Like the previously mentioned macro, the cache uses an array of small (in this case 16-kbit) subarrays with dedicated sense amps and a number of other novel features. A rather complex interface manages the arrays and sense amps to give the memory the appearance of an SRAM cache. Even refresh cycles have been cleverly concealed by requiring the CPU to perform refresh in software.
As even these techniques begin to fall behind, it may be up to architects to pick up the baton from memory designers. Indications from the Sony media-processor paper suggest the direction of thought about the next generation of CPUs.
The Sony chip is a cluster of specialized media processors around a general-purpose MIPS core.

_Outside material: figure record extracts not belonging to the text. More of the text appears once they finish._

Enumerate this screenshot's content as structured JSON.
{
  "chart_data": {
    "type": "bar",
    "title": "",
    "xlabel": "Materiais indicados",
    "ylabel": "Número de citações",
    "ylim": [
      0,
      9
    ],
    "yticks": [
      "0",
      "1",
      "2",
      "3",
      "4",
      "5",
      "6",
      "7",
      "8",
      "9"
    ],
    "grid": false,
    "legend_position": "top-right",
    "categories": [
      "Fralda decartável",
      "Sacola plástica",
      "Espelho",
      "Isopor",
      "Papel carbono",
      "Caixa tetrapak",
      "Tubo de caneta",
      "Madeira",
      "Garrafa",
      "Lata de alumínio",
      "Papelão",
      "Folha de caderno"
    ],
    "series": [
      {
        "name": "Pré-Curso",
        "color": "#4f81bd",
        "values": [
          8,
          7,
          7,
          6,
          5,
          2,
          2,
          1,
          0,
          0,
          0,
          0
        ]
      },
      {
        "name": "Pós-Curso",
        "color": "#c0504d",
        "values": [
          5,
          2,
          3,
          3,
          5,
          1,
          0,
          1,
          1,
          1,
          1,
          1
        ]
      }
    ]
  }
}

In it, each individual processor has its own specialized memory: instruction and data caches and local SRAM for the MIPS core; microcontrol store and data buffers for the vector processors; and a local video buffer for an MPEG-2 decoder.
All of these local stores are backed by an external DRAM main memory via a 128-bit internal memory bus and, reportedly, a multichannel Direct Rambus external interface. It remains to be seen whether the size of the internal memory blocks-the largest of which are only 16 kbytes-and the latency of the Rambus interface will suffice.
Beyond allocating local scratchpads, designers are looking ahead to more aggressive methods. CPUs are increasingly leaning on data prefetch instructions and even speculative loads to keep their SIMD execution units from overrunning their data caches.